Taking the ground measurements posed a particular challenge. Scientists spent anything between two weeks and two months camped on the ice sheets collecting data, that will eventually allow ESA to better characterise the performance of the CryoSat mission and lead to better, more accurate measurements of the changes in ice thickness and mass balance. Ground activities included travelling by skidoo across the vast icy expanses with GPS instruments to measure surface topography, digging snow pits to assess the effects of layering below the surface on the CryoSat signal and so-called 'coffee can' measurements to determine ice density and depth.

An unexpected challenge during the campaign came when the usually reliable Dornier-228 aircraft, the workhorse for the airborne measurements, experienced technical difficulties with the on-board navigation system. Fortunately, these were solved by flying a technicican to Svalbard to service the aircraft, and developing the appropriate procedures to calibrate the precision navigation-system before each flight.

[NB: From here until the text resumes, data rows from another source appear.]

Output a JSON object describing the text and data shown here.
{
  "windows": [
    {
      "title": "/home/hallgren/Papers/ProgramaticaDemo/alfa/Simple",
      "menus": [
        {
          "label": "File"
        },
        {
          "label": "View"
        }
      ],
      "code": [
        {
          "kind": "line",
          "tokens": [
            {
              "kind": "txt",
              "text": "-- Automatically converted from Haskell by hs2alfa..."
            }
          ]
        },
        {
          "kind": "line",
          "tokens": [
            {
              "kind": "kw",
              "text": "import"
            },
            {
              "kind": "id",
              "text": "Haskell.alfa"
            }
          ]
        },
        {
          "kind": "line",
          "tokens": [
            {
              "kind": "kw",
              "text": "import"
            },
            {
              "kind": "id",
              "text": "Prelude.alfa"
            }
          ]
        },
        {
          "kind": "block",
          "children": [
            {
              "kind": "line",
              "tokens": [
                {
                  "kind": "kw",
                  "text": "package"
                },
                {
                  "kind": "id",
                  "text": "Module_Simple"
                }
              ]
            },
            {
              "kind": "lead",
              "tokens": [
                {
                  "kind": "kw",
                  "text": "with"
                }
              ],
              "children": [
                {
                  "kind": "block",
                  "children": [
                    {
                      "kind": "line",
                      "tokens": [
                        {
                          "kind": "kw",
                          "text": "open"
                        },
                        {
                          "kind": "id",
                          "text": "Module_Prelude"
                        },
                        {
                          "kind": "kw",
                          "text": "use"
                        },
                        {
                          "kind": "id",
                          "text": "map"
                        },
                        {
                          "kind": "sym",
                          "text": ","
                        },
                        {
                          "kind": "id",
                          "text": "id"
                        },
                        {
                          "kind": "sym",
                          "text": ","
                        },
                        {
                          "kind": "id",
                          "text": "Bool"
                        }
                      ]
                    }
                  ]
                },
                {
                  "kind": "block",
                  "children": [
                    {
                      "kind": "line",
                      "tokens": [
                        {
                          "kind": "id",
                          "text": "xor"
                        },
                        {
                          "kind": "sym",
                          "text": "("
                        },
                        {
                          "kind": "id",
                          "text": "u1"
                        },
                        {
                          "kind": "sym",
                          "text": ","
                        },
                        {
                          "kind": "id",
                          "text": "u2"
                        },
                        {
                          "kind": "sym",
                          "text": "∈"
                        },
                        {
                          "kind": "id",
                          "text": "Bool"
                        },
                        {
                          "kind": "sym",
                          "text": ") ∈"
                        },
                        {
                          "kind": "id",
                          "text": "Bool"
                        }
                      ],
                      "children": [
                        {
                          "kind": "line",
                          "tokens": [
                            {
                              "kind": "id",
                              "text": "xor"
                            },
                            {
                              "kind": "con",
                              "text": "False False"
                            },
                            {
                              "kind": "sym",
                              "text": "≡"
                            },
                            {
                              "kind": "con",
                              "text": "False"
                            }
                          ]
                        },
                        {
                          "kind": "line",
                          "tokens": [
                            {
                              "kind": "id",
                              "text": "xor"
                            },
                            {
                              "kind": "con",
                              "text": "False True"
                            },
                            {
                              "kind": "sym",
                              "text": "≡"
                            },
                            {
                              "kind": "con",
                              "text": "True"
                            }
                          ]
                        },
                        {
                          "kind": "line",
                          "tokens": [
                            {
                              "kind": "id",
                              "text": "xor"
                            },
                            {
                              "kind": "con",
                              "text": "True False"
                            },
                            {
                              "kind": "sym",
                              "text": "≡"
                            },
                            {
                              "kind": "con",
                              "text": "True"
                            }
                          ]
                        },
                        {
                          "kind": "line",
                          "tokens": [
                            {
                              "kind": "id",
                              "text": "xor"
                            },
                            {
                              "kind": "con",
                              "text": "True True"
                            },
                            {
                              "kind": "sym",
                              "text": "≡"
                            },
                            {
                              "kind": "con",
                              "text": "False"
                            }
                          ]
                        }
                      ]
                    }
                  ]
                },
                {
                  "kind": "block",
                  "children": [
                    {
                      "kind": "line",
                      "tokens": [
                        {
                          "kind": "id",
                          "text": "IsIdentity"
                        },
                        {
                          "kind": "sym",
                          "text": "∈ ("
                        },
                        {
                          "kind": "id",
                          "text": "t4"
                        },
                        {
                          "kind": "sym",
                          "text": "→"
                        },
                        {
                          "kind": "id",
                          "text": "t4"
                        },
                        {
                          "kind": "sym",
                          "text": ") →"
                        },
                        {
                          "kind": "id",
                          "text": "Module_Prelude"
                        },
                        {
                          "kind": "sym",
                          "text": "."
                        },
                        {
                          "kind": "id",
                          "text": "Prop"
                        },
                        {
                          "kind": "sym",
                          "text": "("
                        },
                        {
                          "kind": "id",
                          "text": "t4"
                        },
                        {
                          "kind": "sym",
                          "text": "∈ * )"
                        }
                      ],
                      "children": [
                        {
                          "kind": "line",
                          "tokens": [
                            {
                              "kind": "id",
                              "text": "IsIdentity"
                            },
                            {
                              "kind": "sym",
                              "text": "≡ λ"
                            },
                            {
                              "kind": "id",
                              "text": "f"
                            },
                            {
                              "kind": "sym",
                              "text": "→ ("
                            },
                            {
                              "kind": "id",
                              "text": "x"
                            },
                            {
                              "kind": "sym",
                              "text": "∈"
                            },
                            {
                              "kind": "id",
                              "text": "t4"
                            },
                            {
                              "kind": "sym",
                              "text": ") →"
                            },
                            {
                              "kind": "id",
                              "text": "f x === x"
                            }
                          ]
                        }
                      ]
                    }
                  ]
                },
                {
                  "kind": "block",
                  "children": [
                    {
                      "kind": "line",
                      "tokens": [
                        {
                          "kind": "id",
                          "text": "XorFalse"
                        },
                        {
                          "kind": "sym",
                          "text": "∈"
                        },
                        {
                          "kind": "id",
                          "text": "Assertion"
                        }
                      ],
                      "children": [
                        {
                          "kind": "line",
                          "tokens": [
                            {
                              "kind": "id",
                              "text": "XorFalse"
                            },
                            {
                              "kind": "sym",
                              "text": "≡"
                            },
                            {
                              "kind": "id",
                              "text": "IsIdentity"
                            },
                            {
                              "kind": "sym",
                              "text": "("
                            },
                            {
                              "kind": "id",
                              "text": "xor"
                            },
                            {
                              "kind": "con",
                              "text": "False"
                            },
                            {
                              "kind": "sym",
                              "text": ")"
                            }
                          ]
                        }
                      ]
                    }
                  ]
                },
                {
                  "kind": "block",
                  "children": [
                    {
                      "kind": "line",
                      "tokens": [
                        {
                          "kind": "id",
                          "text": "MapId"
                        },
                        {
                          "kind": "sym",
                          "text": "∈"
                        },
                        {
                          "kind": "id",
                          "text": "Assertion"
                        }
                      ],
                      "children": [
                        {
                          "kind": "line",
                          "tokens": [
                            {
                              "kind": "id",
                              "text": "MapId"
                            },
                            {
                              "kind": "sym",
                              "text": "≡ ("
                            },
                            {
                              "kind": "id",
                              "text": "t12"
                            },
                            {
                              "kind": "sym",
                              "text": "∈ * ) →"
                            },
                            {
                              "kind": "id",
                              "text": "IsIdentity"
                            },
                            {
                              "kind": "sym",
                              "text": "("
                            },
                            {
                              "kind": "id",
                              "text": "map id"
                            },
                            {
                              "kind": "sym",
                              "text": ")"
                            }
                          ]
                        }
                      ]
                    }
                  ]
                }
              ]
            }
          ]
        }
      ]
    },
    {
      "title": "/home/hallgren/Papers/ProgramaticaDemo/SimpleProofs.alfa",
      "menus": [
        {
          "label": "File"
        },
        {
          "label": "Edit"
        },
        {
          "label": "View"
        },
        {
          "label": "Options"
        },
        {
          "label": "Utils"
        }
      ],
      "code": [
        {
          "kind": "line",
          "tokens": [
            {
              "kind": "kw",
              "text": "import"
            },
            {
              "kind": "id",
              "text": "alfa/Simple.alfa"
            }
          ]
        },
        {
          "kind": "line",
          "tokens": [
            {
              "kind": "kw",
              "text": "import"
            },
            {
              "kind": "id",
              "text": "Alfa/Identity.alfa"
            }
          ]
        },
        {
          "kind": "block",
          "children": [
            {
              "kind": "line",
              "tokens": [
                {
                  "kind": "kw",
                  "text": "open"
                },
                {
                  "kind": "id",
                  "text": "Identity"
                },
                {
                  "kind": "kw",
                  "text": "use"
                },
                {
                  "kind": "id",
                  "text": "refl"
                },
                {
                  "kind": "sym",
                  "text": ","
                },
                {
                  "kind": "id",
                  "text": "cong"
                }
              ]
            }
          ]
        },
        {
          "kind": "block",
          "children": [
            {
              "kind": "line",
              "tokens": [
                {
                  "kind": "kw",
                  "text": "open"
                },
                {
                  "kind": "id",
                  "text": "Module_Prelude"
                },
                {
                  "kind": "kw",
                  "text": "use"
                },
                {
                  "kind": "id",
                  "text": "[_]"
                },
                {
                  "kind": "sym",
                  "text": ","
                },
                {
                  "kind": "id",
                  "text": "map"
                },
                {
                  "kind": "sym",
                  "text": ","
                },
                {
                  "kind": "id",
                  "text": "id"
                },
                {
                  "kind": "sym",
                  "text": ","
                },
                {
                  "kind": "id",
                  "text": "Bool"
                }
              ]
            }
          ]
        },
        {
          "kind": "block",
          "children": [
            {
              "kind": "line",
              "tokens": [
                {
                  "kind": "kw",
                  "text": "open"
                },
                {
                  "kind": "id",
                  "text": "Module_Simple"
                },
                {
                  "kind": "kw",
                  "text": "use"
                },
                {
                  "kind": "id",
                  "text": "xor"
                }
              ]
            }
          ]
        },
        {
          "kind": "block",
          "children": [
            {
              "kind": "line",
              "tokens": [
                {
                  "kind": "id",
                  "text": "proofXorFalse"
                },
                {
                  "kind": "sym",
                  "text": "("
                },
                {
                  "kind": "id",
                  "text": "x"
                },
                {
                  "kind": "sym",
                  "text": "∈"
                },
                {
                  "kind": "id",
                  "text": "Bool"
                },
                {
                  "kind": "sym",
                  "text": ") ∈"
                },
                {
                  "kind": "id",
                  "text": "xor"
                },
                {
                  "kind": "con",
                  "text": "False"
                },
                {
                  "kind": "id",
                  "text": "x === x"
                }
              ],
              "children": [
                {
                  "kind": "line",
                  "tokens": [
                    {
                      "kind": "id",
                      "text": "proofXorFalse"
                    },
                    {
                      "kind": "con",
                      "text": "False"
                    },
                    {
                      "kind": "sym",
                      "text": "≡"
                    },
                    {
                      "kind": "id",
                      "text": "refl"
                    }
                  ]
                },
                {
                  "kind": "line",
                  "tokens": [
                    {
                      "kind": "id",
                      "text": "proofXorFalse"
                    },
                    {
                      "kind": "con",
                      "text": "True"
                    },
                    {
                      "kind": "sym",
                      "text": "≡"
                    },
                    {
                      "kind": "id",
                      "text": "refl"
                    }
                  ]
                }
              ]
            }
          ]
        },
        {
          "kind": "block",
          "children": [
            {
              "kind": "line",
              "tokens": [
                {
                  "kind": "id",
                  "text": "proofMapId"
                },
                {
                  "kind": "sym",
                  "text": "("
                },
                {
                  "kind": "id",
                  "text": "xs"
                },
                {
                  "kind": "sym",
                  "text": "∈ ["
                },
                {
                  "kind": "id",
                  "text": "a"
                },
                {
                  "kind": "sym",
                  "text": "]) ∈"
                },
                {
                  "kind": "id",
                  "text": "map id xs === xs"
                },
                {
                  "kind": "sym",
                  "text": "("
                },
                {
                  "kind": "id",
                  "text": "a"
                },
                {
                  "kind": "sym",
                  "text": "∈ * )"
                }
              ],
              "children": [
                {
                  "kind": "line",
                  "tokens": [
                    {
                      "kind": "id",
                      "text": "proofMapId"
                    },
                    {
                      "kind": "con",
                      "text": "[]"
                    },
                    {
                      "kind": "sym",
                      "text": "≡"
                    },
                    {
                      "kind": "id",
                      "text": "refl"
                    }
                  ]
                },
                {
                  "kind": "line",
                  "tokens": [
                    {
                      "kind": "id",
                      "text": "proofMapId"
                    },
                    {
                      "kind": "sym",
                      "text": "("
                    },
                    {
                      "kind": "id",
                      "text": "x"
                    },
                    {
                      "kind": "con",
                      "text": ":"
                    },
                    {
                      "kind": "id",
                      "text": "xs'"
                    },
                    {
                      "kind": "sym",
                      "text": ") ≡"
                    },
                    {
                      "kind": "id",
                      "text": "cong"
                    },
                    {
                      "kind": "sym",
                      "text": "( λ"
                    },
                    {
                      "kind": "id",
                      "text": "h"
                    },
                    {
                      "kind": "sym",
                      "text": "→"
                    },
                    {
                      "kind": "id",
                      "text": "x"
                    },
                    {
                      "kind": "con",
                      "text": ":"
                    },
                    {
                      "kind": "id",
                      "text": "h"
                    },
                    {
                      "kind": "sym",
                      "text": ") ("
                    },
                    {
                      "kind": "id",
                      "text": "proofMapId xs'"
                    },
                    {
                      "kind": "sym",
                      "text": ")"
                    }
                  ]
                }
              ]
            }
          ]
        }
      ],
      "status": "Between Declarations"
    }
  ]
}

Uwe Nixdorf, the airborne coordinator from AWI, stated that, "The technical problems with the aircraft posed an additional and unforeseen challenge. However, I am very glad that in the end they were able to be resolved so that we could go on to collect key data at the different sites for the validation of the CryoSat mission. With so much effort that had been put into this campaign, in the air and on the ground, we did not want to fail."

Following the end of the first campaign, the scientists have only a few months to recover, review the data and draw some preliminary conclusions before heading back onto Canada and Greenland's inhospitable ice sheets for the second validation campaign planned for this autumn.